Freeman made history last year as the first African-American man to be promoted to full professorship at the state’s land-grant university.
He was also instrumental in setting up the new Black Cultural Center on campus, which is on the second floor of the Idaho Student Union Building in room 305. The area provides students with a way to socialize. and foster a sense of community. .
Mario Pile, director of UI’s new Black Cultural Center, previously served as project director for Veterans Upward Bound at Boise State University. At the open house, Pile said he was extremely honored to be part of the center.
“We hope that coming together in this way will make a difference on campus as students consider leaving, but see the space as a place to find refuge, peace and understanding,” he said. “The goal is that students – black students, in particular – don’t leave until they graduate.”
Today, black students make up about 1% of the university’s student population.
Narcisse Mubibya, president of the UI Black Student Union, says the organization gives black students a sense of community and spreads an understanding of black culture on a predominantly white campus.
The Black Student Union is currently celebrating over 50 years of membership at the university.

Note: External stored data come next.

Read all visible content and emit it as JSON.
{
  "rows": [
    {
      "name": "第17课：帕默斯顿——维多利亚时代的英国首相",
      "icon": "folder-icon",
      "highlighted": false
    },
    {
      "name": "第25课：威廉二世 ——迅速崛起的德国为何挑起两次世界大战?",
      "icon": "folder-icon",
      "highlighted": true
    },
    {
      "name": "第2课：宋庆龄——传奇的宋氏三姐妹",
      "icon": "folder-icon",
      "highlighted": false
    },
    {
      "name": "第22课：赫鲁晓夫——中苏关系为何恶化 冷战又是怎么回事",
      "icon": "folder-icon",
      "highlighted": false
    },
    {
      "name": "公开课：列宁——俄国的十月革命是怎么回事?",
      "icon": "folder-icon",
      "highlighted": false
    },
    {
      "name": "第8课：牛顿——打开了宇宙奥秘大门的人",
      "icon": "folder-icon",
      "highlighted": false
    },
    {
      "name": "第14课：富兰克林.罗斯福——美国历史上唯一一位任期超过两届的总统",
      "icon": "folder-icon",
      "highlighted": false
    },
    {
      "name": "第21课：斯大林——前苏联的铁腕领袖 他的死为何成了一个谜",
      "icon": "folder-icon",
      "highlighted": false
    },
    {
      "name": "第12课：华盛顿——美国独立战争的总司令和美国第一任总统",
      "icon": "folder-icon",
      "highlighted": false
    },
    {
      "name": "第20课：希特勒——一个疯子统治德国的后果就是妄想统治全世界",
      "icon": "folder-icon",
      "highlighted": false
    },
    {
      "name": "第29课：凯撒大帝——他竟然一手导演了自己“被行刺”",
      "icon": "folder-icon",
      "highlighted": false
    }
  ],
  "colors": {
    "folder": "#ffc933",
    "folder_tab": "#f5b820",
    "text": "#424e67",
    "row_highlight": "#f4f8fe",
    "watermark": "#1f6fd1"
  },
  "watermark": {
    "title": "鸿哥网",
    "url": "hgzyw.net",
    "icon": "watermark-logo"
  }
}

“I want to thank everyone for all the work they’ve done to make this available to us as black students here at university,” Mubibya said. “Making everyone’s voice heard is a big step. It’s something we deserve as black students — to be heard on our campus — because we belong here.
University of Idaho Associate Student President Kallyn Mai said it was amazing to see a space for black students returning to campus.
“There are a lot of different cultures, communities, and lived experiences, so having a place on campus where we know a specific subset of our community is going to feel welcome is amazing,” Mai said. “That’s what we work on every day.”